The Girl Next Door leads the reader into uncanny territory: ‘First, she came to borrow sugar. Sunday afternoons / she’d cadge a pint of milk, sometimes a cigarette, / then greet the sunset in her overgrown back garden, / blowing smoke rings into mine. Soon she took // the unripe apples from my tree’ In our fragmented communities there’s nothing unwelcome about these small moments of connection with a neighbour, and our complicity in the euphemism ‘borrow.’ Yet the stanza break leaves the word ‘took’ hanging from the bough, casting its shadow over the subsequent thefts, until ‘I’d see her silhouette / in her kitchen, head tipped back, the way I stand.’ Perhaps the girl next door has committed an identity theft, of sorts yet it’s now the speaker skulking like a voyeur, and who’s the girl next door? Surely that’s just a matter of perspective? This is a superb, playful meditation on the elasticity of identity.

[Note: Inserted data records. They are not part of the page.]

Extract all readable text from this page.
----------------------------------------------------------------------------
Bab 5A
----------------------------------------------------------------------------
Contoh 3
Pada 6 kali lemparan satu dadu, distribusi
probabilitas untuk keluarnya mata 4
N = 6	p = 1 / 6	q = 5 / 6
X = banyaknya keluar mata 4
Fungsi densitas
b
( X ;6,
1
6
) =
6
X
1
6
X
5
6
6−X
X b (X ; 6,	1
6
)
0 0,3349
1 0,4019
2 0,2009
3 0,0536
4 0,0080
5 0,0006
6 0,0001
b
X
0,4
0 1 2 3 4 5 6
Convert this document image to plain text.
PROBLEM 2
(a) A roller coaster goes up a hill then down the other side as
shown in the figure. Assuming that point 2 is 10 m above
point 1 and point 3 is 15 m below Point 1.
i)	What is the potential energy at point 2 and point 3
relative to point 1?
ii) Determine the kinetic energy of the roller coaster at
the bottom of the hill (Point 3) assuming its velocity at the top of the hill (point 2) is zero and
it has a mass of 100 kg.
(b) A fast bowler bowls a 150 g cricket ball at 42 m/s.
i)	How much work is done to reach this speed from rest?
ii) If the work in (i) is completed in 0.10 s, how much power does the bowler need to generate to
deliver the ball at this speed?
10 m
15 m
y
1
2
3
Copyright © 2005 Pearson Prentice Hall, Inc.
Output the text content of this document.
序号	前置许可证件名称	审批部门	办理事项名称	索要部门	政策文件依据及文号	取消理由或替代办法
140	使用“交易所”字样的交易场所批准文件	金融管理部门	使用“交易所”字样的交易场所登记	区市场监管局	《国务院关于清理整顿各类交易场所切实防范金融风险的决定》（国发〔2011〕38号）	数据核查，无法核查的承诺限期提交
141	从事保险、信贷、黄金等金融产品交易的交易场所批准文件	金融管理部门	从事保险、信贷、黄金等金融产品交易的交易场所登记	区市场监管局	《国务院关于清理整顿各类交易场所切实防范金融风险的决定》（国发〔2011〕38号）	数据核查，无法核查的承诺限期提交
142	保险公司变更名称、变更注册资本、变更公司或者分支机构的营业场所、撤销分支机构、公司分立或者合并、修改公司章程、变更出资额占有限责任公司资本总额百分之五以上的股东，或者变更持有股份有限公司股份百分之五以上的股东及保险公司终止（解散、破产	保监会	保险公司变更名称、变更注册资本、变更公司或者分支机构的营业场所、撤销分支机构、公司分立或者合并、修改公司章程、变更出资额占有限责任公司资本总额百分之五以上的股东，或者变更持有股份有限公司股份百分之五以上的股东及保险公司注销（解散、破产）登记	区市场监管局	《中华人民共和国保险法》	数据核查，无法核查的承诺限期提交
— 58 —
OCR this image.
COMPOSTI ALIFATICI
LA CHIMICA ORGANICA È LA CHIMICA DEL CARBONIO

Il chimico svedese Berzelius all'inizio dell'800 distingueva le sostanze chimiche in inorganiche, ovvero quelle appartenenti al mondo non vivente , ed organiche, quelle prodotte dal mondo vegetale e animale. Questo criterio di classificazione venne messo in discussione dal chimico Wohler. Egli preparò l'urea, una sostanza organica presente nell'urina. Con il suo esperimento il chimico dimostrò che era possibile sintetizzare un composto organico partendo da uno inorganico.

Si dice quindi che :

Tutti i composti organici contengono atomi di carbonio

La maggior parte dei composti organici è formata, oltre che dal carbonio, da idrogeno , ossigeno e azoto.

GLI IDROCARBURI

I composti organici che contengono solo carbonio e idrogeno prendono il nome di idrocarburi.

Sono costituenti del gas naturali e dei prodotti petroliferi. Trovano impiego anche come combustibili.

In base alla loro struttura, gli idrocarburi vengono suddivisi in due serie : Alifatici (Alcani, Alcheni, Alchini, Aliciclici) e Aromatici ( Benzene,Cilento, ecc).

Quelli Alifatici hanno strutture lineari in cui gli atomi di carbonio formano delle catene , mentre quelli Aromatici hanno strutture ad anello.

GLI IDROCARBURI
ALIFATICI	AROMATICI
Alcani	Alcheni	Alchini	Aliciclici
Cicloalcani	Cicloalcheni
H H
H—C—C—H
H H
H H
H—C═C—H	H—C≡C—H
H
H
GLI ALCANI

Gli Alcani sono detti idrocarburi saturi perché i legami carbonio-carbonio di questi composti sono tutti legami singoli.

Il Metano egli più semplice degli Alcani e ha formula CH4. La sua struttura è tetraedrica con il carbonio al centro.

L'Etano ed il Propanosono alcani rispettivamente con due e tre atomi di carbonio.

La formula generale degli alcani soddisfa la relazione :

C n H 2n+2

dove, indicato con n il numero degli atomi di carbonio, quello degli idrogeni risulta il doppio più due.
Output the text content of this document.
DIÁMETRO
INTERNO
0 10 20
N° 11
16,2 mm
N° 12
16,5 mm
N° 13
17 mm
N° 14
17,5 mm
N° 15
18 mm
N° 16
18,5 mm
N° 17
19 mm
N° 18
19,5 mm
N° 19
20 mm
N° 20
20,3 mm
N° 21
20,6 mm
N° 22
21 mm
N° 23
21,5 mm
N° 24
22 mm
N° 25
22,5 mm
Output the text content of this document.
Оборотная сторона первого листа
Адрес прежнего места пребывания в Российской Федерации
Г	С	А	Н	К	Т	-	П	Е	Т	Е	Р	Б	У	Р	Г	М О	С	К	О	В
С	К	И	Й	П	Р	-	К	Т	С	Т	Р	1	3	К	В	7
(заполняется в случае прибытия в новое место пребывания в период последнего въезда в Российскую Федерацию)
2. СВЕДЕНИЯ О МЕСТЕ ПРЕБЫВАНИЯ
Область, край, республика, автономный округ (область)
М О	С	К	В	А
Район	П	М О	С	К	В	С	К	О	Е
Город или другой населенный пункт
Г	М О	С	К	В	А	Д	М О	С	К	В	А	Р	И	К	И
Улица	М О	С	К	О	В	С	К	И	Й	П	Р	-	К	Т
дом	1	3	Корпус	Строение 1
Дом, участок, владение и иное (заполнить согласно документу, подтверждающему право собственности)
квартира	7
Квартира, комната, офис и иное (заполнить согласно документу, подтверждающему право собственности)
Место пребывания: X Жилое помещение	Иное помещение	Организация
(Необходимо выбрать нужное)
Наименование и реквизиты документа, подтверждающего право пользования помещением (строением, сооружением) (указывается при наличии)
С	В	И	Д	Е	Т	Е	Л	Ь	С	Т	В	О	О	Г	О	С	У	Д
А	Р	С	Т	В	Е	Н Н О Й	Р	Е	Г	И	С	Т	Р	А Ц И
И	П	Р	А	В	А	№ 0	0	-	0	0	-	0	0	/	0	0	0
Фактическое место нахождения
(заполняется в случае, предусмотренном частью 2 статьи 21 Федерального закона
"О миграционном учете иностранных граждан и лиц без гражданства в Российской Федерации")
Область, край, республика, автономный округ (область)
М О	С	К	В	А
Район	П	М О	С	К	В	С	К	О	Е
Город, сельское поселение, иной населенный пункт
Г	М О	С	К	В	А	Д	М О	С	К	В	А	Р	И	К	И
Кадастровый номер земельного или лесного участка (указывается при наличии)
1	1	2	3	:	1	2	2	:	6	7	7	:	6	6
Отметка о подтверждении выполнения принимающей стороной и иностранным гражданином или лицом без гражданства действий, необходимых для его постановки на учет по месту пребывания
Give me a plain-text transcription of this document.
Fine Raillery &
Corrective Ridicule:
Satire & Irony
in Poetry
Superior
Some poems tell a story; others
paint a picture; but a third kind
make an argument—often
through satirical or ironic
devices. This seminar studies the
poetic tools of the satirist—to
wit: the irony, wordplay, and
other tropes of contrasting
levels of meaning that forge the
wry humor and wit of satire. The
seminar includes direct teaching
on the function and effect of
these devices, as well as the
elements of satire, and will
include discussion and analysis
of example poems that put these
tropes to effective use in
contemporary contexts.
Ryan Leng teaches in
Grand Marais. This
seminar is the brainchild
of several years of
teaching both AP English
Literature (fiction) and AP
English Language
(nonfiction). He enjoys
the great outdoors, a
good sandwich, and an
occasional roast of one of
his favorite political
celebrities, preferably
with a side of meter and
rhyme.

In Thinspiration Shots, conflict’s visceral but internal. ‘Scroll down. A brunette in a mermaid pose, / too slight to break the surface of the lake. / You would have drunk a lake-full if you could, / those days they put you on the scales.’ ‘Scroll down’ is another of those terse commands, but this time it comes from within and not from without, as the anorexic woman falls down the rabbit hole of online addiction, into a world in which women are not as they seem, and body image shape shifts like Proteus. The scales metamorphose from a well-intentioned medical intervention to a butcher’s shop, and that slight frame becomes a Smithfield bargain: weighed, measured and acutely conscious of its heavy, disgusting physicality.
Division Street has a hell of a lot going for it: it’s a playful collection that sees Mort riffing on her name like Donne or Shakespeare (with a name this good, it’d be rude not to) and, when her eye and ear turn to the natural world in sequences like North of Everywhere, she evokes the spirit of the place. In Shetland, her alliterative verse is ancient and the stretched vowels serve the truth of the line: ‘Wind-whittled, turned on the sea’s lathe too long, / built by a craftsman who can’t leave it alone.’ Division Street is a fine debut and, if you haven’t read it yet, then bag a copy now.